Analyst Insight by Giedrius Daujotas
The growing middle-class in Brazil and subsequent rise in spend per child are creating opportunities for toymakers looking to expand in emerging markets. In 2011, Brazil's middle-class, if defined as households with an annual disposable income of over US$15,000, numbered 32.4 million households, a figure which puts Brazil's in fifth place globally in terms of number of middle-class households, ahead of France and the UK. Alternatively, if we define middle-class as households with an annual income of over US$25,000, the total would be 19.8 million households, still more than in Spain or Canada.
With Brazil's economy continuing to show signs of strength in 2011, it is increasingly becoming a lucrative target market for international toy companies. Mattel's recently announced results for 2011 indicate that Latin America accounted for revenue of nearly US$1 billion, with Brazil and Mexico now the company's second and third largest foreign markets, indicating the importance of the country as a toy market.
Strong economy sparks growth in disposable income
It is no coincidence that growth in its toy market has been boosted by the strength of Brazil's economy. The country's unemployment rate reached 4.7% in December 2011, marking a historical low, and way below the typical rate of above 10%. Increasing competition for employees has pushed up wages and disposable income. Over 2006-2011, Brazilian per capita disposable income grew at a CAGR of 11%, reaching US$8,058 by 2011. That figure does not include the effect of exchange rates, which would make growth even stronger.
Real GDP growth has slowed from the 7.6% recorded in 2010, but remained a healthy 3.2% for the first nine months of 2011 when compared to the same period the previous year. At the same time, Brazil's currency, the real, appreciated by 12% in 2010 and 5% in 2011 against the US dollar, boosted by the country's positive trade balance. While in the long run a strong exchange rate may pose a risk to Brazil's domestic economy, it does create a positive environment for international toymakers as it makes their toys more affordable in Brazil.
Source: Euromonitor International (Countries and Consumers) from national statistics
Toy market boosted by growing in middle class consumers
This growth in middle-class consumers has caused a rise in spending on toys. Traditional toys and games posted an impressive value CAGR of 17% over 2005-2010 in local currency terms. If exchange rates are taken into account, the increase is a mesmerizing 25% CAGR over the same period. In total, the Brazilian market for traditional toys grew from US$630 million in 2005 to US$1.9 billion in 2010, becoming the ninth largest toy market in the world. And the best part is that with an average spend of US$38 per 0-14-year-old, Brazil still lags behind some its peers in Latin America and so has plenty of potential for further growth.
Largest Markets for Traditional Toys in Latin America
Market size in 2010 and spend per child (0-14-year-old)
Source: Euromonitor International
So, what kinds of toys do Brazilians like?

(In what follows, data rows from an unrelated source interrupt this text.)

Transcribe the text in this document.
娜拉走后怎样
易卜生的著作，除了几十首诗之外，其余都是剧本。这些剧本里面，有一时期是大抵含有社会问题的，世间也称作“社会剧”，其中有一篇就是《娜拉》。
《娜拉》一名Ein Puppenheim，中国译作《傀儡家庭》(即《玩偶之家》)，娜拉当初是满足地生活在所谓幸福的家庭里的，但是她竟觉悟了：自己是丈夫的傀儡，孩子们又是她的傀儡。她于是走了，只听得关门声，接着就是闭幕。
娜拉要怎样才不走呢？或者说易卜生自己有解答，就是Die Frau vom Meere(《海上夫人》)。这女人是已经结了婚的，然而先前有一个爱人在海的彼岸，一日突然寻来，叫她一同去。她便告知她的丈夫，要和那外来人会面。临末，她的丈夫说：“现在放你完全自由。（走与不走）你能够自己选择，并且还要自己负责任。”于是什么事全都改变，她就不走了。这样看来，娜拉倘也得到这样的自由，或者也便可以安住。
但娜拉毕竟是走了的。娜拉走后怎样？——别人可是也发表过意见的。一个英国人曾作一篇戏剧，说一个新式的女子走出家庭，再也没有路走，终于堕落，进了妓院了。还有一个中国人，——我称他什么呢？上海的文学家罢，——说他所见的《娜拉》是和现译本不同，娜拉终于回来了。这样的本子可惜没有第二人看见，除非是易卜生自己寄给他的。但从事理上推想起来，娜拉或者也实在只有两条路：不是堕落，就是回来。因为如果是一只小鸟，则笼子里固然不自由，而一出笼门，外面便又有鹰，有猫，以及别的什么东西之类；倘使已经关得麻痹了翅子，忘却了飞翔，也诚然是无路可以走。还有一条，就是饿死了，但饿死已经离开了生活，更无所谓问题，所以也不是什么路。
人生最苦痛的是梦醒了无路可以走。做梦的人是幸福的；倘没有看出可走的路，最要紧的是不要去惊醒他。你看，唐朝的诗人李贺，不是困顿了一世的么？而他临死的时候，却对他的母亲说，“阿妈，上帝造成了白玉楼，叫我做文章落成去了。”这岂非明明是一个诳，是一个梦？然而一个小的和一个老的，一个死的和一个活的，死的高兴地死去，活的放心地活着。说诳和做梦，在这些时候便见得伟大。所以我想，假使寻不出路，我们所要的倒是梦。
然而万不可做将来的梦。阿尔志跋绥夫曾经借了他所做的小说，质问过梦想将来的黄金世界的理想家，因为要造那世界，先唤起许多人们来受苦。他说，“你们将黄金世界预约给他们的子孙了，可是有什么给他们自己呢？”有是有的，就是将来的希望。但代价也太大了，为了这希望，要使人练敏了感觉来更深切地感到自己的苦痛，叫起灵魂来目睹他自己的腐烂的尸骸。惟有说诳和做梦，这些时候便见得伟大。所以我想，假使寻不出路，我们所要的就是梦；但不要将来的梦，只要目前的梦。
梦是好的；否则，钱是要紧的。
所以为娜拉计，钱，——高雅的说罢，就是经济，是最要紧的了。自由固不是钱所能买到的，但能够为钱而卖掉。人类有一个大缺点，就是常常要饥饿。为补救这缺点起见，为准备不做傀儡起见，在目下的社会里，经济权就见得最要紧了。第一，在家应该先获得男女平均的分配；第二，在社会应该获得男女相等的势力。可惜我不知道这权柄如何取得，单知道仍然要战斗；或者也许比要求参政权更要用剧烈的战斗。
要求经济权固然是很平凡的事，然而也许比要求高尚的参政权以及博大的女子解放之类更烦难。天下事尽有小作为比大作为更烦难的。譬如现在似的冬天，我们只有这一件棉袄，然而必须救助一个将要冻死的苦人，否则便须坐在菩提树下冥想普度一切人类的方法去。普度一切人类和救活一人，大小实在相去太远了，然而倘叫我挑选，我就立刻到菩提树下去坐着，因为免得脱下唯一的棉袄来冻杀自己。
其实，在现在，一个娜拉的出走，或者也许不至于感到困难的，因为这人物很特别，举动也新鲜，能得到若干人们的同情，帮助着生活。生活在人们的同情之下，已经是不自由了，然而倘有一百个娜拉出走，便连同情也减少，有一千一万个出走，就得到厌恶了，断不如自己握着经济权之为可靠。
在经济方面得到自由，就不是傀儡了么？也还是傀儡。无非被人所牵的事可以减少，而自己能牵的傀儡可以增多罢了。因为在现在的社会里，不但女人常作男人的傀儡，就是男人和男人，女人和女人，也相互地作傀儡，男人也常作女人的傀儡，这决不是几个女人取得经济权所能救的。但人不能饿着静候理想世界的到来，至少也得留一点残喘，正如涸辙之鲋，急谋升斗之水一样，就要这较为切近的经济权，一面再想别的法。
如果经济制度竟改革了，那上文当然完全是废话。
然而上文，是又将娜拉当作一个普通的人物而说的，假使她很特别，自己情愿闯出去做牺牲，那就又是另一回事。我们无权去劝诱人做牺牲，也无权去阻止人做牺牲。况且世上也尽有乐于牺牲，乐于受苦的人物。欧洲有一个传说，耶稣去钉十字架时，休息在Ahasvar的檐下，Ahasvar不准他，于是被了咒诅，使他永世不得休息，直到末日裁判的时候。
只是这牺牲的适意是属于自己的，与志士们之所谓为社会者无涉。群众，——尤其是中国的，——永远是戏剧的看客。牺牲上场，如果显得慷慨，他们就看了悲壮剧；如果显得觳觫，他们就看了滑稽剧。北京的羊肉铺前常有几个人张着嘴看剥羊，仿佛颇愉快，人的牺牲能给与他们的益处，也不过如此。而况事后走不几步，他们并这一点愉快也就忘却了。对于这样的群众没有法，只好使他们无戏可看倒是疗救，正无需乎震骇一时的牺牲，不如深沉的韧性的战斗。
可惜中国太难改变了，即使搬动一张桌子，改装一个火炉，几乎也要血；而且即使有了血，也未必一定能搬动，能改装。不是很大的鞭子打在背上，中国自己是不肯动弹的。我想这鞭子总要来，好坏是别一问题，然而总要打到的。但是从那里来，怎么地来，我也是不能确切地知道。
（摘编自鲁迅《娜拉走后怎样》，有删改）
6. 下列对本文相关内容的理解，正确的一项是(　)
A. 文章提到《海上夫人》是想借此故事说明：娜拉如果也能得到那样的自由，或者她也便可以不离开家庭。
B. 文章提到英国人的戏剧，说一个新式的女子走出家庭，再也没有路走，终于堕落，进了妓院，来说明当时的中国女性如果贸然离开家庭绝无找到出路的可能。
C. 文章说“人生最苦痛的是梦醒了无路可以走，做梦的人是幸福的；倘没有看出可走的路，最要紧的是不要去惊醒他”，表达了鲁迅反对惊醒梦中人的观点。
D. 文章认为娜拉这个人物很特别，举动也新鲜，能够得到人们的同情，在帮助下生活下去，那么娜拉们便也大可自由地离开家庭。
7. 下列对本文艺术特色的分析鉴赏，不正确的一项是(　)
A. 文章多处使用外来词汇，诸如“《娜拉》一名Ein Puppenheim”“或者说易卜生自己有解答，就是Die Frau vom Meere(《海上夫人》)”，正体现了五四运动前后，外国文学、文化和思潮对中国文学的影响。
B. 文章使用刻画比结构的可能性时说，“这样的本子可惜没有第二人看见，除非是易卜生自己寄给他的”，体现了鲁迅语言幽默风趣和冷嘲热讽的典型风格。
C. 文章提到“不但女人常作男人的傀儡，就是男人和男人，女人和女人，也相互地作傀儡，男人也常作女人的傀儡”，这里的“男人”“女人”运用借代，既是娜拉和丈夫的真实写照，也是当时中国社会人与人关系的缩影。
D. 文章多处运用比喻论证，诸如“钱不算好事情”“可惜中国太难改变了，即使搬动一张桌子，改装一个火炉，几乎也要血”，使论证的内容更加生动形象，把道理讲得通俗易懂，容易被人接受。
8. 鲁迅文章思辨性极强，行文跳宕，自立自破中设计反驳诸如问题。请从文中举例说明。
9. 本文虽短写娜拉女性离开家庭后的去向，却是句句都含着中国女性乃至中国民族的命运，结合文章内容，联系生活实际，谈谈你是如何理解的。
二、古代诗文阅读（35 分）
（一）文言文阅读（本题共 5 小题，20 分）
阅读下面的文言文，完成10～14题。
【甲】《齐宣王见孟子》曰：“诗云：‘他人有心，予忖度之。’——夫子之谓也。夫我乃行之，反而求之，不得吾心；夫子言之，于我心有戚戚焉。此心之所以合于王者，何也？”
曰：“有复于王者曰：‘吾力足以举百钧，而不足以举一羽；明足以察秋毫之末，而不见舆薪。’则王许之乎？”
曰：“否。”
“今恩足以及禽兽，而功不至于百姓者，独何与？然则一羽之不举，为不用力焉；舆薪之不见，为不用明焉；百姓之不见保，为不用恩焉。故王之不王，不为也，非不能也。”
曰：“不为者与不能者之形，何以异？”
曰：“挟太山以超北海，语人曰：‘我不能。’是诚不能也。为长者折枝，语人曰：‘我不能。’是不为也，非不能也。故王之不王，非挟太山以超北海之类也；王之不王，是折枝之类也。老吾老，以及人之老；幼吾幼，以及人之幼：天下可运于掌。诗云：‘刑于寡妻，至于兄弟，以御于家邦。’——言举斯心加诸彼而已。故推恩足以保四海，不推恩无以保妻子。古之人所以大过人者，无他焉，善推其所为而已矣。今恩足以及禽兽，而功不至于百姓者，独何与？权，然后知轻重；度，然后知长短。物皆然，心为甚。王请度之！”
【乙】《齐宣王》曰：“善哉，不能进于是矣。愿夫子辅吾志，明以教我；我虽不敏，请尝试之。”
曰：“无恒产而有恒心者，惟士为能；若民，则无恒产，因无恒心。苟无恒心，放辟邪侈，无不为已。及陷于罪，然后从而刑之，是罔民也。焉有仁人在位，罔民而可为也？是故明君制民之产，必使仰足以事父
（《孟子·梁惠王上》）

Mattel leads the Brazilian market by a large margin, commanding a robust 30% share, followed by Hasbro and local toymakers Grow Jogos and Estrela, the latter of which used to distribute and manufacture Hasbro toys in the country. Mattel's investment in localised toys such as Dora la Exploradora has paid off and these toys account for a significant share, but its main sellers in the country are Barbie and Hot Wheels, similar to US properties. Local licenses such as Turma da Mônica, or Xuxa, created after former children TV presenter, are also popular and compete against international characters Disney Princess, Toy Story and Shrek.
In the absence of large chained international retailers, such as Toys “R” Us, toy retailing is more fragmented in Brazil compared to the US or Europe. The largest toy stores include Ri Happy and PBKIDS, both of which expanded aggressively over 2005-2010. However, sales through traditional toy stores accounted for only 32% of all toys sold in Brazil in 2010. A significant 13% share of toy retailing is represented by department stores and a further 11% by variety stores, such as Americanas or Leader. Internet retailing is also on the rise, having reached a 9% share in 2011, and online sites from toy specialists Ri Happy, PB Kids as well as pure play internet toy retailer toymania.com.br have tempted many people to order online. The fragmented retailing landscape has benefited early entrants, such as Mattel, which have had time to establish strong relationships with retailers.
Economy-priced toys to drive future growth
The usual favourites such as model vehicles, dolls and action figures will continue to account for the bulk of sales as they are desired by children who watch television. In addition, sales of pre-school toys, construction toys and arts and crafts are also expected to enjoy strong growth over the forecast period due to more working women and parents choosing toys rather than their children.
Despite the improvement in purchasing power, price is still an important issue and economy- priced toys are better positioned to expand in the Brazilian market, benefiting companies like Mattel. Latin America is already a US$1 billion business for Mattel, and the toymaker is well positioned to reap the rewards as the Latin American toy market grows. Other toymakers such as Hasbro, BANDAI NAMCO and Takara TOMY are also looking to benefit from the increasing spend on toys in Latin America.